座ってウン万円、お勘定でウン十万円。銀座のクラブはとにかく高い。エコノミストの門倉貴史さんは、著書『「夜のオンナ」はいくら稼ぐか?』(角川書店)の中で、約50軒しかない銀座の高級クラブの年間総売り上げは約900億円と推計している。

ぼろ儲けじゃないか…。もちろん、伝統と質の高いサービスに裏打ちされた金額だというのはわかります。でも、飲食店の料金っていくら吊り上げてもいいの? 「ぼったくり」との境界はどこにあるの?
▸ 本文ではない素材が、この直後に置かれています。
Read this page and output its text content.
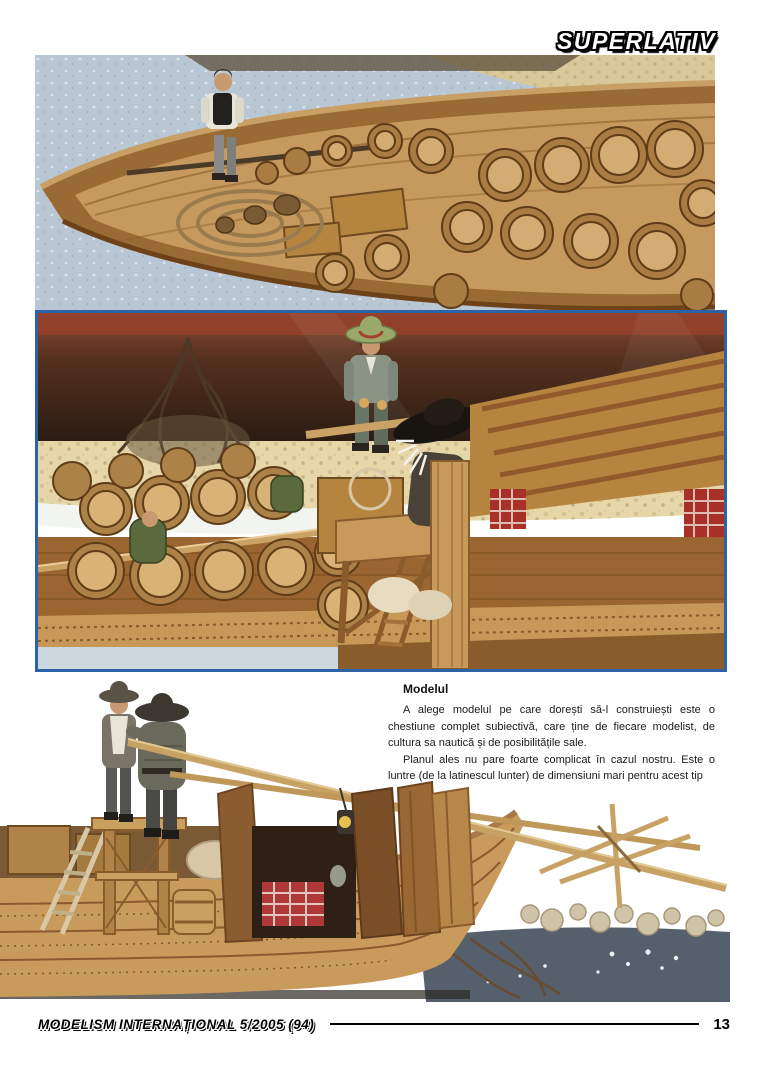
SUPERLATIV
Modelul

A alege modelul pe care dorești să-l construiești este o chestiune complet subiectivă, care ține de fiecare modelist, de cultura sa nautică și de posibilitățile sale.

Planul ales nu pare foarte complicat în cazul nostru. Este o luntre (de la latinescul lunter) de dimensiuni mari pentru acest tip

MODELISM INTERNAȚIONAL 5/2005 (94)	13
「05年に東京都が施行した“ぼったくり防止条例”によれば、メニューなどで料金の明示さえしてあれば、いくら高額でも違法にはならないんですよ」(門倉さん)

とはいえ、あの超高価格には何かヒミツがあるのでは。実際に行って確かめる予算はないので、銀座の高級クラブ事情に詳しい『夜の銀座の歩き方最強ガイド』(リヨン社)の著者・花椿 通さんに聞いてみた。

「お酒の値段自体はそんなに変わりません。よその街と違うのは各種のチャージが加算される点ですね」(花椿さん)
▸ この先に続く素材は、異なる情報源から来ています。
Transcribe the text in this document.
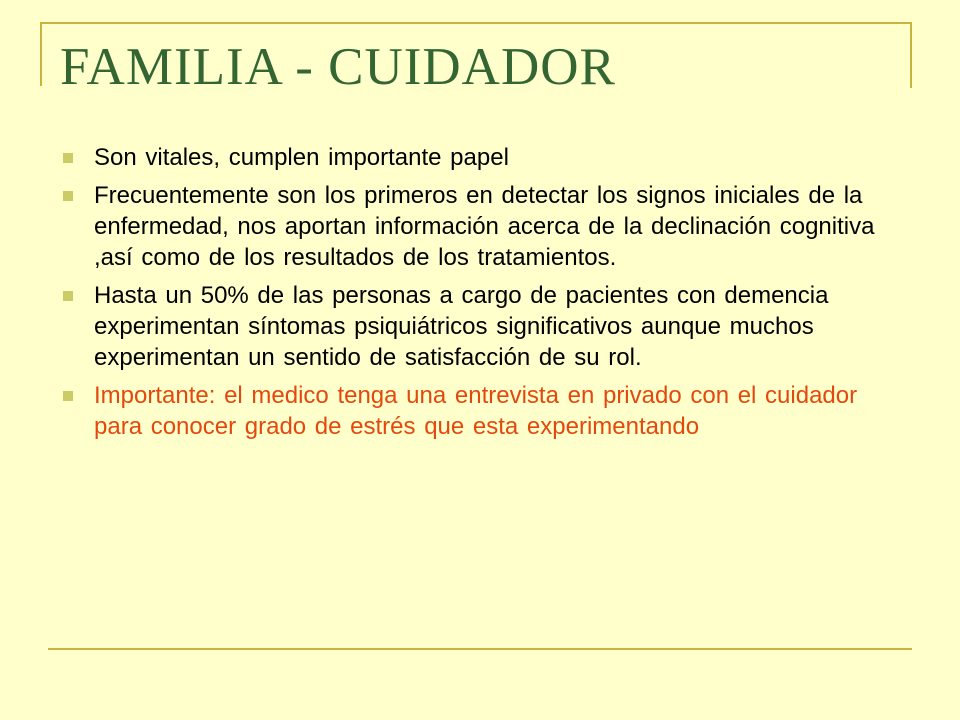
FAMILIA - CUIDADOR
Son vitales, cumplen importante papel
Frecuentemente son los primeros en detectar los signos iniciales de la enfermedad, nos aportan información acerca de la declinación cognitiva ,así como de los resultados de los tratamientos.
Hasta un 50% de las personas a cargo de pacientes con demencia experimentan síntomas psiquiátricos significativos aunque muchos experimentan un sentido de satisfacción de su rol.
Importante: el medico tenga una entrevista en privado con el cuidador para conocer grado de estrés que esta experimentando
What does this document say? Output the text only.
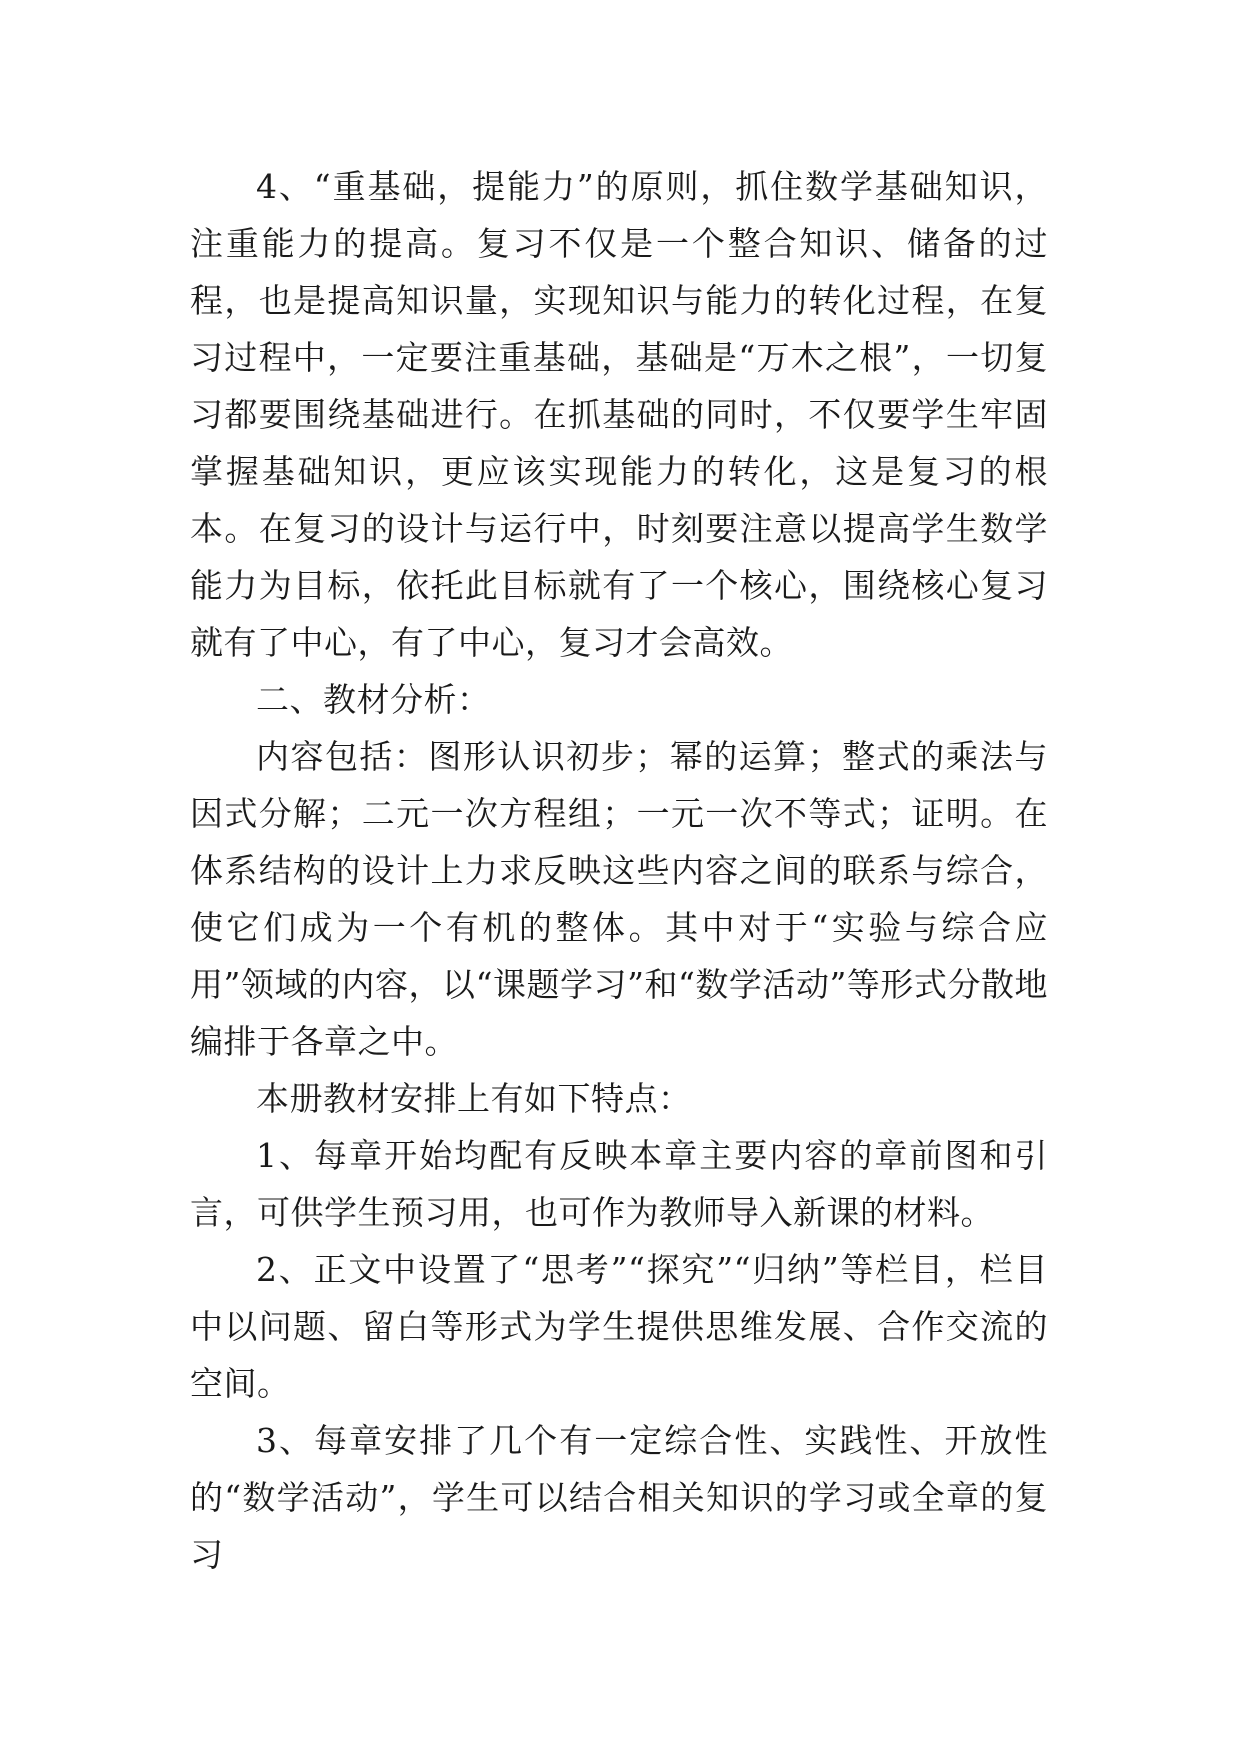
4、“重基础，提能力”的原则，抓住数学基础知识，注重能力的提高。复习不仅是一个整合知识、储备的过程，也是提高知识量，实现知识与能力的转化过程，在复习过程中，一定要注重基础，基础是“万木之根”，一切复习都要围绕基础进行。在抓基础的同时，不仅要学生牢固掌握基础知识，更应该实现能力的转化，这是复习的根本。在复习的设计与运行中，时刻要注意以提高学生数学能力为目标，依托此目标就有了一个核心，围绕核心复习就有了中心，有了中心，复习才会高效。

二、教材分析：

内容包括：图形认识初步；幂的运算；整式的乘法与因式分解；二元一次方程组；一元一次不等式；证明。在体系结构的设计上力求反映这些内容之间的联系与综合，使它们成为一个有机的整体。其中对于“实验与综合应用”领域的内容，以“课题学习”和“数学活动”等形式分散地编排于各章之中。

本册教材安排上有如下特点：

1、每章开始均配有反映本章主要内容的章前图和引言，可供学生预习用，也可作为教师导入新课的材料。

2、正文中设置了“思考”“探究”“归纳”等栏目，栏目中以问题、留白等形式为学生提供思维发展、合作交流的空间。

3、每章安排了几个有一定综合性、实践性、开放性的“数学活动”，学生可以结合相关知识的学习或全章的复习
TC(テーブルチャージ)、AC(オールチャージ)、HC(ホステスチャージ)、BC(ボーイチャージ)が各2000円~5000円。さらにSC(サービスチャージ)も加わるという。あの…、オールチャージやサービスチャージって何ですか?

「前者は豪華な内装などにかかる“雰囲気代”、後者は伝票上の合計額の30%~45%が加算される特殊チャージです」(同)

花椿さんに平均相場を教えてもらいながら作った「銀座の高級クラブに一人で行ったときの明細書」が右の写真。(※R25本誌では右に写真が表示されています。)がんばってボトルも入れた結果(空想なので)、このお値段。金額が跳ね上がるのは銀座特有のチャージ類のせいでした。

国税庁の調査によれば、06年の企業の交際費は3兆6816億円(前年に9年ぶりに増加に転じた)。このまま増え続ければ、座ってウン万円の世界を体感できる日も近いかもしれませんな。